Ich bin ein neugieriger Mensch, und wenn ich eines bereits nach gerade einmal einem Monat im Lande bestätigt sehe, dann ist es Folgendes: Dies ist für mich ein politisch, historisch, kulturell, gesellschaftlich, sprachlich und allgemein menschlich hochinteressanter Posten. Ich freue mich sehr darauf, die bekannten und vielleicht weniger bekannten Seiten Rumäniens zu entdecken, das Land in all seiner Vielfalt und Schönheit. In Klausenburg habe ich im letzten Sommer bereits einen exzellenten Sommersprachkurs an der Universität Babeş-Bolyai absolviert und von dort auch die Region Maramuresch bereist. In Kürze stehen Hermannstadt, Kronstadt und bald danach Temeswar auf dem offiziellen Programm.

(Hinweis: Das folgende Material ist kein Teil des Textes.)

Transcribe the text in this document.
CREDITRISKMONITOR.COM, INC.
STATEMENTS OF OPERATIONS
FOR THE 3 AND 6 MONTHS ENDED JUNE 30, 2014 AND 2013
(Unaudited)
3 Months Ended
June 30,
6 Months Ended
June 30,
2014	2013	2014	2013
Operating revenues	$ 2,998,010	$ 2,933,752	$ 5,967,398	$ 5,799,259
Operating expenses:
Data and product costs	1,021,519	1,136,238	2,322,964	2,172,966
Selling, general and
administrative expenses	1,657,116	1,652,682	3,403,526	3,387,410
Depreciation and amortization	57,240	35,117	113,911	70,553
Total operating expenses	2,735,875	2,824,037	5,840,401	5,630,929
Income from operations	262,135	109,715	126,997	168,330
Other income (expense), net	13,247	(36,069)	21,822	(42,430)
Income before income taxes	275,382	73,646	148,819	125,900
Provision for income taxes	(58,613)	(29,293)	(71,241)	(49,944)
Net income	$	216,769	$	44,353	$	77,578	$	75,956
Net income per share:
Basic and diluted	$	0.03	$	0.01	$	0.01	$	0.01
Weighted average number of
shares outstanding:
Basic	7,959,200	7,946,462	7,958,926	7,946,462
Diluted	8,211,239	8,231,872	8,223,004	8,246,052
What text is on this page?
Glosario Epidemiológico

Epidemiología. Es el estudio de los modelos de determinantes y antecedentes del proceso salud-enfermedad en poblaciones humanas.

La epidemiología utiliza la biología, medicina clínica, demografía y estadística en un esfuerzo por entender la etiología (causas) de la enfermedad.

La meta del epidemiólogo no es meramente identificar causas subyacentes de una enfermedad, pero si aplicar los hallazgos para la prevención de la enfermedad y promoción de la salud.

Ich möchte gerade auch die deutsche Minderheit in all ihrer eigenen Vielfalt näher kennenlernen. Sie ist nicht nur integraler Bestandteil der jahrhundertealten Geschichte dieses Landes, sondern auch ein wichtiger Brückenpfeiler der deutsch-rumänischen Freundschaft heute, die wir in diesem Jahr anlässlich des Vertragsjubiläums feiern wollen.

Und dann gilt es natürlich, sich das Kulturleben der Hauptstadt zu erschließen – ein weites Feld, um mit Fontane zu sprechen. Immerhin habe ich gerade ein gefühltes halbes Pfund an Konzertkarten für das diesjährige Enescu-Festival erworben. Ein Anfang ist also gemacht.

Herzlichen Dank für Ihre Ausführungen.

Kommentare zu diesem Artikel

Klaus, 22.02 2017, 17:24
Sehr nette worte. Von mir dann die frage :> wird er auch in regionen Rumänines kommen die abseits der normalen weg liegen<.- Zb die grenzregionen zur Ukraine und Moldova? Das sind die problem zonen die gerade deutsche hilfe brauchen.